Dejemos á Pedro de Ircio, y digamos que en cinco dias que allí en lo de Tacuba estuvo Cortés tuvo batalla y reencuentros con los mejicanos y sus aliados; y desde allí dió la vuelta para Tezcuco, y por el camino que habia venido se volvió, y le daban grita los mejicanos, creyendo que volvia huyendo, y aun sospecharon lo cierto, que con gran temor volvió; y les esperaban en partes que querian ganar honra con él y matalle los caballos, y le echaban celadas; y como aquello vió, les echó una en que les mató é hirió muchos de los contrarios, é á Cortés entónces le mataron dos caballos é un soldado, y con esto no le siguieron más, é á buenas jornadas llegó á un pueblo sujeto á Tezcuco, que se dice Aculman, que estará de Tezcuco dos leguas y media.

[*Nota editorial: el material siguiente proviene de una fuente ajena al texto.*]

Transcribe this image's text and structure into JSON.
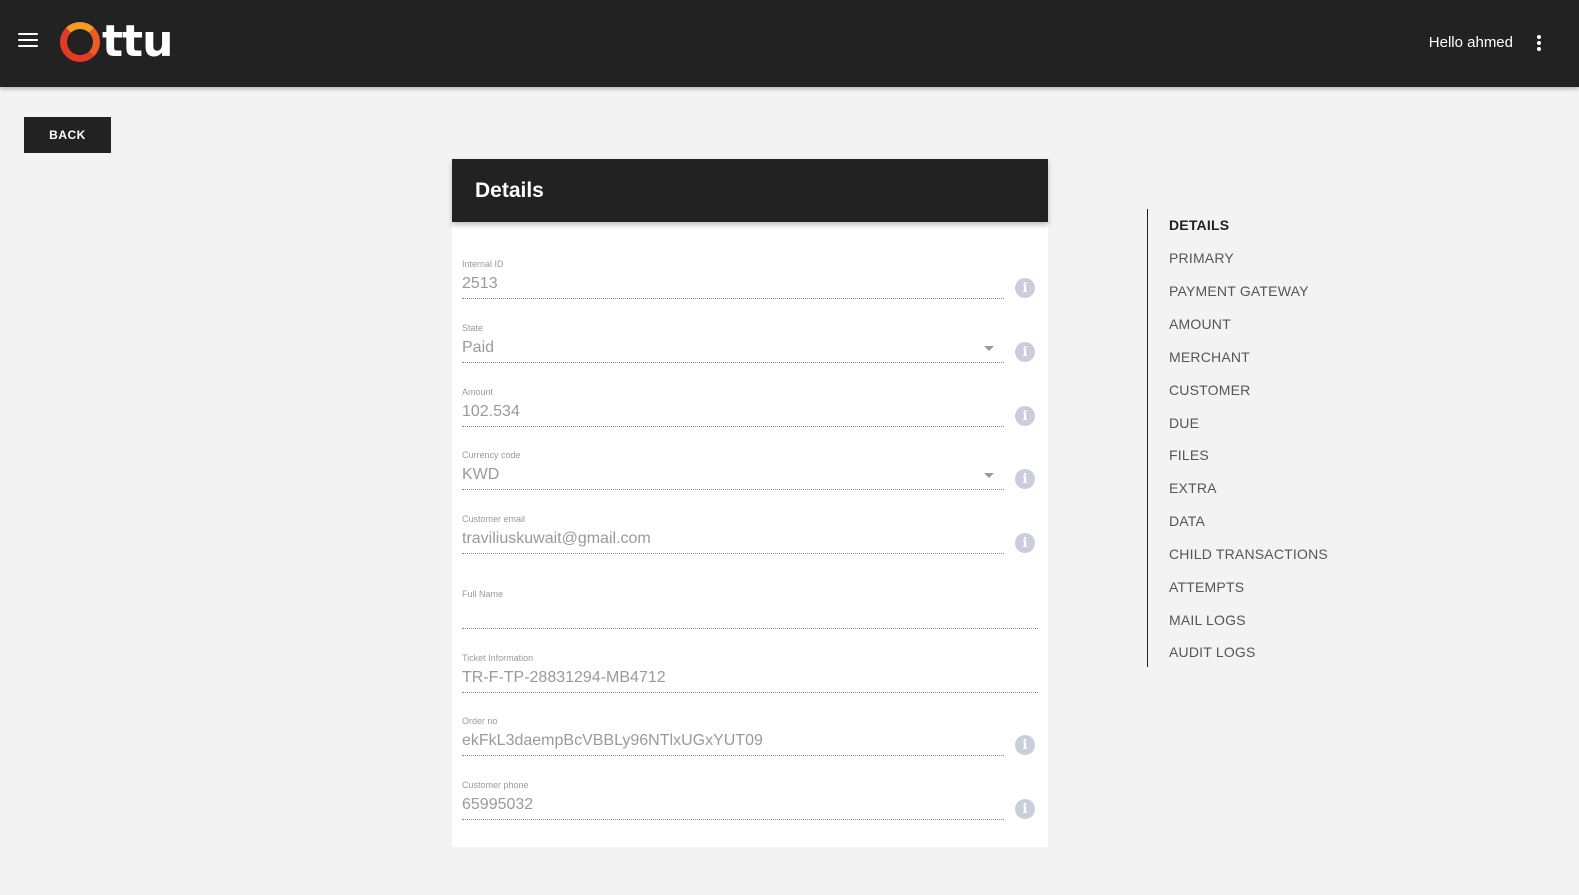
{
  "header": {
    "logo_text": "ttu",
    "greeting": "Hello ahmed"
  },
  "back_label": "BACK",
  "card": {
    "title": "Details",
    "fields": [
      {
        "label": "Internal ID",
        "value": "2513",
        "has_info": true,
        "dropdown": false
      },
      {
        "label": "State",
        "value": "Paid",
        "has_info": true,
        "dropdown": true
      },
      {
        "label": "Amount",
        "value": "102.534",
        "has_info": true,
        "dropdown": false
      },
      {
        "label": "Currency code",
        "value": "KWD",
        "has_info": true,
        "dropdown": true
      },
      {
        "label": "Customer email",
        "value": "traviliuskuwait@gmail.com",
        "has_info": true,
        "dropdown": false
      },
      {
        "label": "Full Name",
        "value": "",
        "has_info": false,
        "dropdown": false
      },
      {
        "label": "Ticket Information",
        "value": "TR-F-TP-28831294-MB4712",
        "has_info": false,
        "dropdown": false
      },
      {
        "label": "Order no",
        "value": "ekFkL3daempBcVBBLy96NTlxUGxYUT09",
        "has_info": true,
        "dropdown": false
      },
      {
        "label": "Customer phone",
        "value": "65995032",
        "has_info": true,
        "dropdown": false
      }
    ]
  },
  "toc": {
    "active_index": 0,
    "items": [
      "DETAILS",
      "PRIMARY",
      "PAYMENT GATEWAY",
      "AMOUNT",
      "MERCHANT",
      "CUSTOMER",
      "DUE",
      "FILES",
      "EXTRA",
      "DATA",
      "CHILD TRANSACTIONS",
      "ATTEMPTS",
      "MAIL LOGS",
      "AUDIT LOGS"
    ]
  },
  "colors": {
    "header_bg": "#222222",
    "page_bg": "#f3f3f3",
    "logo_accent": "#e33a26",
    "info_icon": "#c9cfda"
  }
}
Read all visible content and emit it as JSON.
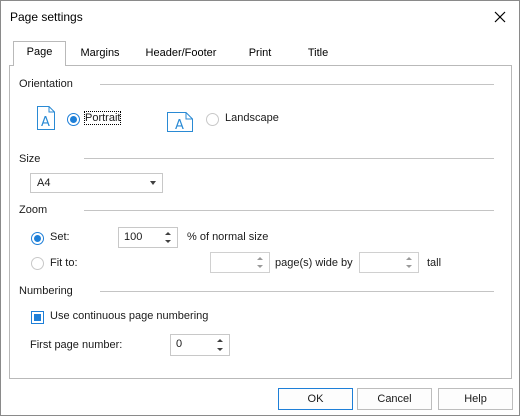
{
  "window": {
    "title": "Page settings"
  },
  "tabs": [
    {
      "label": "Page",
      "active": true
    },
    {
      "label": "Margins",
      "active": false
    },
    {
      "label": "Header/Footer",
      "active": false
    },
    {
      "label": "Print",
      "active": false
    },
    {
      "label": "Title",
      "active": false
    }
  ],
  "orientation": {
    "section_label": "Orientation",
    "portrait_label": "Portrait",
    "landscape_label": "Landscape",
    "selected": "Portrait",
    "portrait_icon_glyph": "A",
    "landscape_icon_glyph": "A"
  },
  "size": {
    "section_label": "Size",
    "selected": "A4"
  },
  "zoom": {
    "section_label": "Zoom",
    "set_label": "Set:",
    "set_value": "100",
    "percent_label": "% of normal size",
    "fit_label": "Fit to:",
    "wide_value": "",
    "wide_label": "page(s) wide by",
    "tall_value": "",
    "tall_label": "tall",
    "selected": "Set"
  },
  "numbering": {
    "section_label": "Numbering",
    "continuous_label": "Use continuous page numbering",
    "continuous_checked": true,
    "first_page_label": "First page number:",
    "first_page_value": "0"
  },
  "buttons": {
    "ok": "OK",
    "cancel": "Cancel",
    "help": "Help"
  },
  "colors": {
    "accent": "#1e7fd8",
    "icon_blue": "#2a8ad4"
  },
  "icons": {
    "close": "close-icon",
    "portrait": "portrait-page-icon",
    "landscape": "landscape-page-icon"
  }
}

Y como lo supimos cómo habia allí llegado, salimos con Gonzalo de Sandoval á le ver y recebir, acompañados de muchos caballos y soldados y de los caciques de Tezcuco, especial de D. Hernando, principal de aquella ciudad; y en las vistas nos alegramos mucho, porque habia más de quince dias que no habiamos sabido de Cortés ni de cosa que le hubiese acaecido; y despues de le haber dado el bien venido y haberle hablado algunas cosas que convenian sobre lo militar, nos volvimos á Tezcuco aquella tarde, porque no osábamos dejar el real sin buen recado; y nuestro Cortés se quedó en aquel pueblo hasta otro dia, que llegó á Tezcuco; y los tlascaltecas, como ya estaban ricos y venian cargados de despojos, demandaron licencia para irse á su tierra, y Cortés se la dió; y fueron por parte que los mejicanos no tuvieron espías sobre ellos, y salvaron sus haciendas.
Y á cabo de cuatro dias que nuestro capitan reposaba y estaba dando priesa en hacer los bergantines, vinieron unos pueblos de la costa del Norte á demandar paces y darse por vasallos de su majestad, los cuales pueblos se llaman Tucapan y Mascalcingo é Naultran, y otros pueblezuelos de aquellas comarcas, y trajeron un presente de oro y ropa de algodon; y cuando llegaron delante de Cortés, con gran acato, despues de haber dado su presente, dijeron que le pedian por merced que les admitiese á su amistad, y que querian ser vasallos del Rey de Castilla, y dijeron que cuando los mejicanos mataron sus teules en lo de Almería, y era capitan dellos Quete Alpopoca, que ya habiamos quemado por justicia, que todos aquellos pueblos que allí venian fueron en ayudar á los teules; y despues que Cortés les hubo oido, puesto que entendia que habian sido con los mejicanos en la muerte de Juan de Escalante y los seis soldados que le mataron en lo de Almería, segun he dicho en el capítulo que dello habla, les mostró mucha voluntad y recibió el presente, y por vasallos del Emperador nuestro señor, y no les demandó cuenta sobre lo acaecido ni se lo trajo á la memoria, porque no estaba en tiempo de hacer otra cosa; y con buenas palabras y ofrecimientos los despachó.